Folha de S. Paulo


ANÁLISE

Arrigo une Freud, Schoenberg e música eletrônica alucinante

Em Viena, no início do século 20, o jovem músico Arnold Schoenberg (1874-1951) não morava muito longe da Bergasse 19, casa-consultório de Sigmund Freud (1856-1939). Ao que se sabe, eles não tiveram contato direto.

Com a ópera "O Homem dos Crocodilos", que estreia nesta quarta-feira (18), no Theatro São Pedro –junto com "Édipo Rei", de Igor Stravinski (1882-1971)–, o paranaense-paulistano Arrigo Barnabé, 64, estabelece relações perenes entre os dois vizinhos.

A música está a cargo de uma banda camerística que evoca a sonoridade de "Pierrot Lunaire", obra emblemática do atonalismo expressionista de Schoenberg, também adotado por Arrigo.

Há, no entanto, diferenças importantes, como a ausência da flauta e o acréscimo de percussão e, sobretudo, de uma guitarra elétrica que adiciona novos estranhamentos às dissonâncias acústicas.

Yuri Tavares/Divulgação
Ensaio da ópera
Ensaio da ópera 'O Homem dos Crocodilos', de Arrigo Barnabé, no Theatro São Pedro

A escrita musical-teatral de Arrigo é segura e costura com categoria a narrativa de um caso psicanalítico inspirado diretamente em Freud (com libreto do argentino Alberto Muñoz), enriquecido por uma história em quadrinhos especialmente criada por Luiz Gê.

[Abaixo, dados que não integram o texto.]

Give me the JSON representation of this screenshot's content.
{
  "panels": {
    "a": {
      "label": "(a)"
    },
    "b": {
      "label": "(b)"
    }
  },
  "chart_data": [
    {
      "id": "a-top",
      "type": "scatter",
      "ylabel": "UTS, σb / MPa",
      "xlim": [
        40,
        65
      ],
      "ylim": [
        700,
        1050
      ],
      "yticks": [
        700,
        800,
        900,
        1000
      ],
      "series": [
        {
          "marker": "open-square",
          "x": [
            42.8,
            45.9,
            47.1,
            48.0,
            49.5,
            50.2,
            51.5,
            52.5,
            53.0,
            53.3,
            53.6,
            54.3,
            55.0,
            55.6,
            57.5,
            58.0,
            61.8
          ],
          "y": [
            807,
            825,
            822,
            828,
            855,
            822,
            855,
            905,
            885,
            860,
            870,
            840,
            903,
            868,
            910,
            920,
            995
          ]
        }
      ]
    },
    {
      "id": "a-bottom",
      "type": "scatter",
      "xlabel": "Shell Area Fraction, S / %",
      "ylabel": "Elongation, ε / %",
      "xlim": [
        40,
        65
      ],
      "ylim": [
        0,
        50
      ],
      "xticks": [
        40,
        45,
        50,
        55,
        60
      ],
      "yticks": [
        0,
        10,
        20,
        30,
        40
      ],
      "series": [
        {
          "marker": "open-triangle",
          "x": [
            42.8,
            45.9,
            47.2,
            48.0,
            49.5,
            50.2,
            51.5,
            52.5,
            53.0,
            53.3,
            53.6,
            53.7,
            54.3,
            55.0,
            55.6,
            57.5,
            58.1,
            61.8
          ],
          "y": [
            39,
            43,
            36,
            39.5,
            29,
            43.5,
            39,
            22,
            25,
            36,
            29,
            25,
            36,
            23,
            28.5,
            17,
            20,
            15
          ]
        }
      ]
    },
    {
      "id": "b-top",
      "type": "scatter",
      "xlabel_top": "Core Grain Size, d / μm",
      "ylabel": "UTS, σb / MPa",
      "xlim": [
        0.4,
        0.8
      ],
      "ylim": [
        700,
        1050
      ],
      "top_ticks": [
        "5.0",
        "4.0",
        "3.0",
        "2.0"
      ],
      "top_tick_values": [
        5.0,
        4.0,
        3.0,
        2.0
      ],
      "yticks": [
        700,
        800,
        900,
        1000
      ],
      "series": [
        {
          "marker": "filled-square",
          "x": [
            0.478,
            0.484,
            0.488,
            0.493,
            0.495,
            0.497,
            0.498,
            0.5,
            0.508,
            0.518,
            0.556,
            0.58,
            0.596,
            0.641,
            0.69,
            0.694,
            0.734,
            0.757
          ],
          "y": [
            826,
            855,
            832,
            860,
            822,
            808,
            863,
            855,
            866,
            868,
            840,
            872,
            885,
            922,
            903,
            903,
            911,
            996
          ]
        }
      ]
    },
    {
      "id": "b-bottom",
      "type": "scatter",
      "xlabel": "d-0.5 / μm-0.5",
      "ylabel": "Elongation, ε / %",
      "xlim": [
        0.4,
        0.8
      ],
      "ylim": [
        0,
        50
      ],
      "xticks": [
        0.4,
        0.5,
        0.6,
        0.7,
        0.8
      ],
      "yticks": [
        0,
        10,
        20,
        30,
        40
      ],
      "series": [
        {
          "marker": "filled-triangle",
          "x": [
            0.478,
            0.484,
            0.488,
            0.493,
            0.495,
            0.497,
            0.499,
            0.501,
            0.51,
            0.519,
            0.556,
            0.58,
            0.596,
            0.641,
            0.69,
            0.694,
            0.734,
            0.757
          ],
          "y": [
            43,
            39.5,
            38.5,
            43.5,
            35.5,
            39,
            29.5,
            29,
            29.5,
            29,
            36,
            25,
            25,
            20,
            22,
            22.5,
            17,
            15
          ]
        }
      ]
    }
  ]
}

Em uma das cenas finais, a música eletrônica alucinante composta como trilha para o gibi (que a plateia recebe em mãos) é um passo além de "Tubarões Voadores", parceria Arrigo-Gê de 1984.

O tempo de leitura dos quadrinhos –tão pessoal– tem de enfrentar a medida exata do fluxo musical. Atos falhos, sonhos, alucinações, voyeurismo e complexo de Édipo recebem um tratamento musical simultaneamente estranho e bem-humorado.

Duas árias da personagem Céline (mãe do protagonista) são realizações de mestres da canção brasileira: lá estão ecos de Villa-Lobos (1887-1959) e Lupicínio Rodrigues (1914-74), mas também do próprio Arrigo de "Lenda", "Sinhazinha em Chamas" e "Londrina".

A presença performática de Arrigo no palco –com os traços da personagem que se confunde com a sua própria biografia desde "Clara Crocodilo" (1980)– será aproveitada também para a narração de "Édipo Rei", de Stravinski.

TECLA SAP

Na obra do russo cantada em latim (estreada em 1927), o libretista francês Jean Cocteau (1889-1963) prevê uma narração na língua da audiência (para nós, o português).

Mas não há nenhuma referência a Freud em Stravisnki-Cocteau. A eles interessa unicamente a tragédia de Sófocles, evitando toda interpretação contemporânea do mito. Stravinski cria uma música distante, estática, como se revolvesse as ruínas de outras eras.

São destaques dos elencos Paulo Mandarino (Édipo) e Eliane Coelho (Jocasta), uma das mais importantes cantoras brasileiras em atividade. Em "O Homem dos Crocodilos", Denise de Freitas (Céline) e Thiago Pinheiro (Antonio).